[ENGLISH]
An die Damen und Herren Mitglieder des Kuratoriums des
Deutschen Orient-Instituts,
Hamburg
Sehr geehrte Damen und Herren,
wir wenden uns an Sie als Kuratoriumsmitglieder des
Deutschen Orient Institutes in Hamburg, einer wissenschaftlichen
Einrichtung, deren Unterhalt zu nicht unerheblichen Teilen aus
Mitteln des Auswärtigen Amtes, also aus Steuermitteln bestritten
wird.
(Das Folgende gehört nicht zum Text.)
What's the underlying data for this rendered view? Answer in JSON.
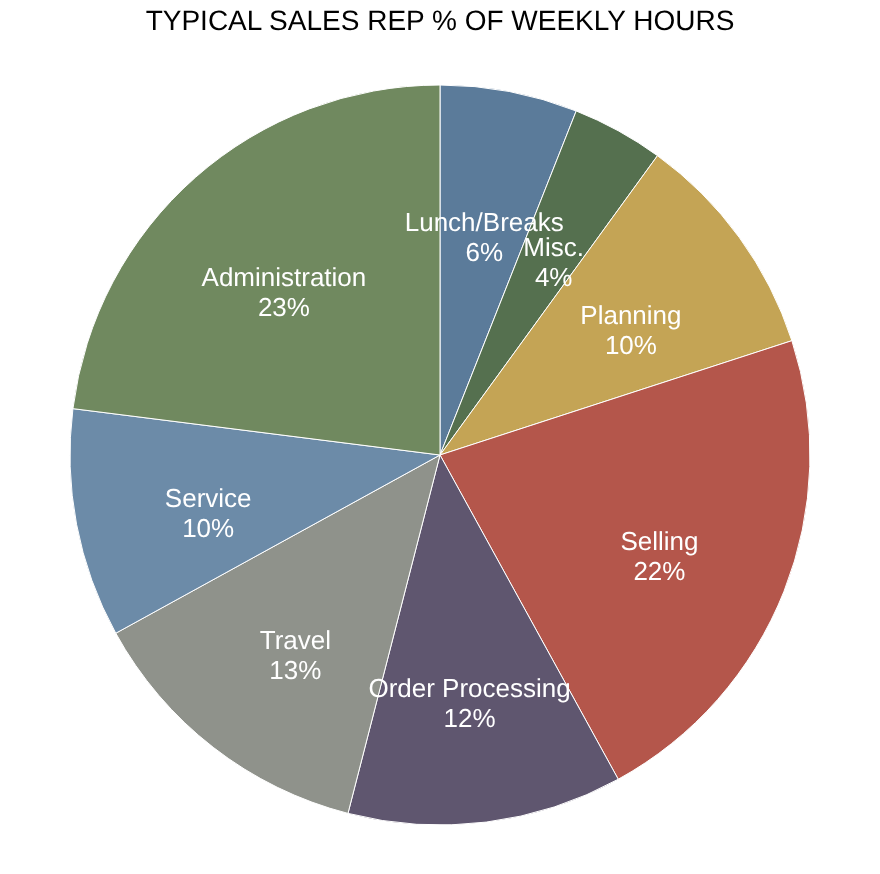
{
  "chart_data": {
    "type": "pie",
    "title": "TYPICAL SALES REP % OF WEEKLY HOURS",
    "categories": [
      "Lunch/Breaks",
      "Misc.",
      "Planning",
      "Selling",
      "Order Processing",
      "Travel",
      "Service",
      "Administration"
    ],
    "values": [
      6,
      4,
      10,
      22,
      12,
      13,
      10,
      23
    ],
    "value_labels": [
      "6%",
      "4%",
      "10%",
      "22%",
      "12%",
      "13%",
      "10%",
      "23%"
    ],
    "colors": [
      "#5b7b9a",
      "#55704f",
      "#c4a455",
      "#b4564b",
      "#5f566f",
      "#8f928b",
      "#6c8ba8",
      "#70895f"
    ],
    "legend": false
  }
}
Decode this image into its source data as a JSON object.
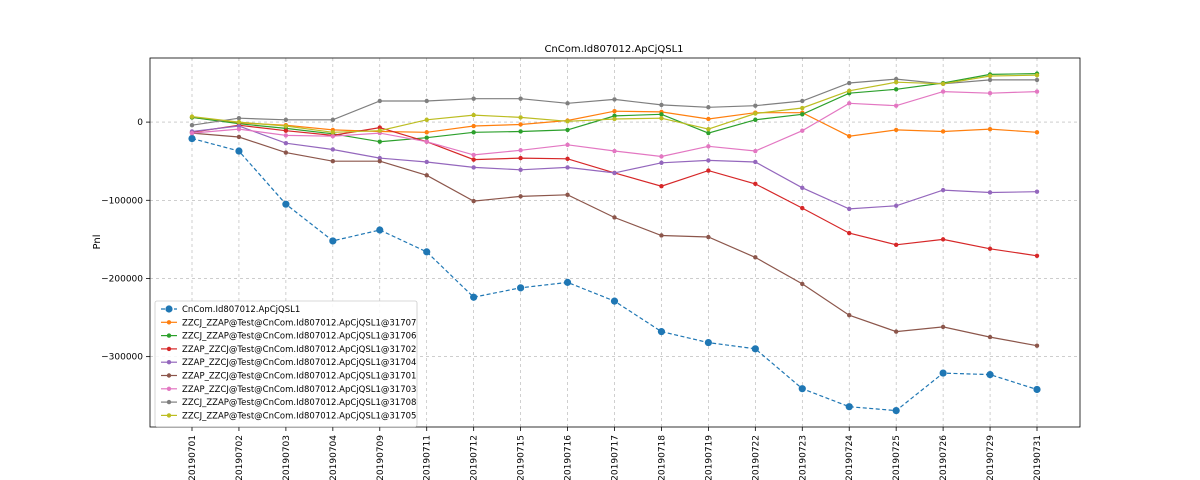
{
  "chart_data": {
    "type": "line",
    "title": "CnCom.Id807012.ApCjQSL1",
    "xlabel": "",
    "ylabel": "Pnl",
    "x": [
      "20190701",
      "20190702",
      "20190703",
      "20190704",
      "20190709",
      "20190711",
      "20190712",
      "20190715",
      "20190716",
      "20190717",
      "20190718",
      "20190719",
      "20190722",
      "20190723",
      "20190724",
      "20190725",
      "20190726",
      "20190729",
      "20190731"
    ],
    "ylim": [
      -390000,
      82000
    ],
    "yticks": [
      0,
      -100000,
      -200000,
      -300000
    ],
    "ytick_labels": [
      "0",
      "−100000",
      "−200000",
      "−300000"
    ],
    "grid": true,
    "legend_position": "lower-left",
    "series": [
      {
        "name": "CnCom.Id807012.ApCjQSL1",
        "color": "#1f77b4",
        "style": "dashed",
        "marker_size": 3.6,
        "values": [
          -21000,
          -37000,
          -105000,
          -152000,
          -138000,
          -166000,
          -224000,
          -212000,
          -205000,
          -229000,
          -268000,
          -282000,
          -290000,
          -341000,
          -364000,
          -369000,
          -321000,
          -323000,
          -342000
        ]
      },
      {
        "name": "ZZCJ_ZZAP@Test@CnCom.Id807012.ApCjQSL1@31707",
        "color": "#ff7f0e",
        "style": "solid",
        "marker_size": 2.2,
        "values": [
          6000,
          -1000,
          -4000,
          -10000,
          -12000,
          -13000,
          -5000,
          -3000,
          2000,
          14000,
          13000,
          4000,
          12000,
          12000,
          -18000,
          -10000,
          -12000,
          -9000,
          -13000
        ]
      },
      {
        "name": "ZZCJ_ZZAP@Test@CnCom.Id807012.ApCjQSL1@31706",
        "color": "#2ca02c",
        "style": "solid",
        "marker_size": 2.2,
        "values": [
          6000,
          -2000,
          -8000,
          -15000,
          -25000,
          -20000,
          -13000,
          -12000,
          -10000,
          8000,
          10000,
          -14000,
          3000,
          10000,
          37000,
          42000,
          50000,
          61000,
          62000
        ]
      },
      {
        "name": "ZZAP_ZZCJ@Test@CnCom.Id807012.ApCjQSL1@31702",
        "color": "#d62728",
        "style": "solid",
        "marker_size": 2.2,
        "values": [
          -13000,
          -4000,
          -11000,
          -17000,
          -7000,
          -25000,
          -48000,
          -46000,
          -47000,
          -65000,
          -82000,
          -62000,
          -79000,
          -110000,
          -142000,
          -157000,
          -150000,
          -162000,
          -171000
        ]
      },
      {
        "name": "ZZAP_ZZCJ@Test@CnCom.Id807012.ApCjQSL1@31704",
        "color": "#9467bd",
        "style": "solid",
        "marker_size": 2.2,
        "values": [
          -12000,
          -5000,
          -27000,
          -35000,
          -46000,
          -51000,
          -58000,
          -61000,
          -58000,
          -65000,
          -52000,
          -49000,
          -51000,
          -84000,
          -111000,
          -107000,
          -87000,
          -90000,
          -89000
        ]
      },
      {
        "name": "ZZAP_ZZCJ@Test@CnCom.Id807012.ApCjQSL1@31701",
        "color": "#8c564b",
        "style": "solid",
        "marker_size": 2.2,
        "values": [
          -14000,
          -19000,
          -39000,
          -50000,
          -50000,
          -68000,
          -101000,
          -95000,
          -93000,
          -122000,
          -145000,
          -147000,
          -173000,
          -207000,
          -247000,
          -268000,
          -262000,
          -275000,
          -286000
        ]
      },
      {
        "name": "ZZAP_ZZCJ@Test@CnCom.Id807012.ApCjQSL1@31703",
        "color": "#e377c2",
        "style": "solid",
        "marker_size": 2.2,
        "values": [
          -14000,
          -9000,
          -17000,
          -18000,
          -14000,
          -25000,
          -42000,
          -36000,
          -29000,
          -37000,
          -44000,
          -31000,
          -37000,
          -11000,
          24000,
          21000,
          39000,
          37000,
          39000
        ]
      },
      {
        "name": "ZZCJ_ZZAP@Test@CnCom.Id807012.ApCjQSL1@31708",
        "color": "#7f7f7f",
        "style": "solid",
        "marker_size": 2.2,
        "values": [
          -4000,
          5000,
          3000,
          3000,
          27000,
          27000,
          30000,
          30000,
          24000,
          29000,
          22000,
          19000,
          21000,
          27000,
          50000,
          55000,
          49000,
          54000,
          54000
        ]
      },
      {
        "name": "ZZCJ_ZZAP@Test@CnCom.Id807012.ApCjQSL1@31705",
        "color": "#bcbd22",
        "style": "solid",
        "marker_size": 2.2,
        "values": [
          7000,
          0,
          -5000,
          -13000,
          -11000,
          3000,
          9000,
          6000,
          1000,
          4000,
          5000,
          -9000,
          11000,
          18000,
          40000,
          51000,
          49000,
          59000,
          60000
        ]
      }
    ]
  }
}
Als Kuratorium, seinem Begriff nach Gremium zur Pflege und
sorgfältigen Betreuung der entsprechenden Einrichtung, obliegt es
Ihnen, gerade auf den internationalen Ruf einer Institution bedacht
zu sein, der in Zeiten der Bedrohung durch islamistischen
Terrorismus eine besondere Verantwortung zukommt.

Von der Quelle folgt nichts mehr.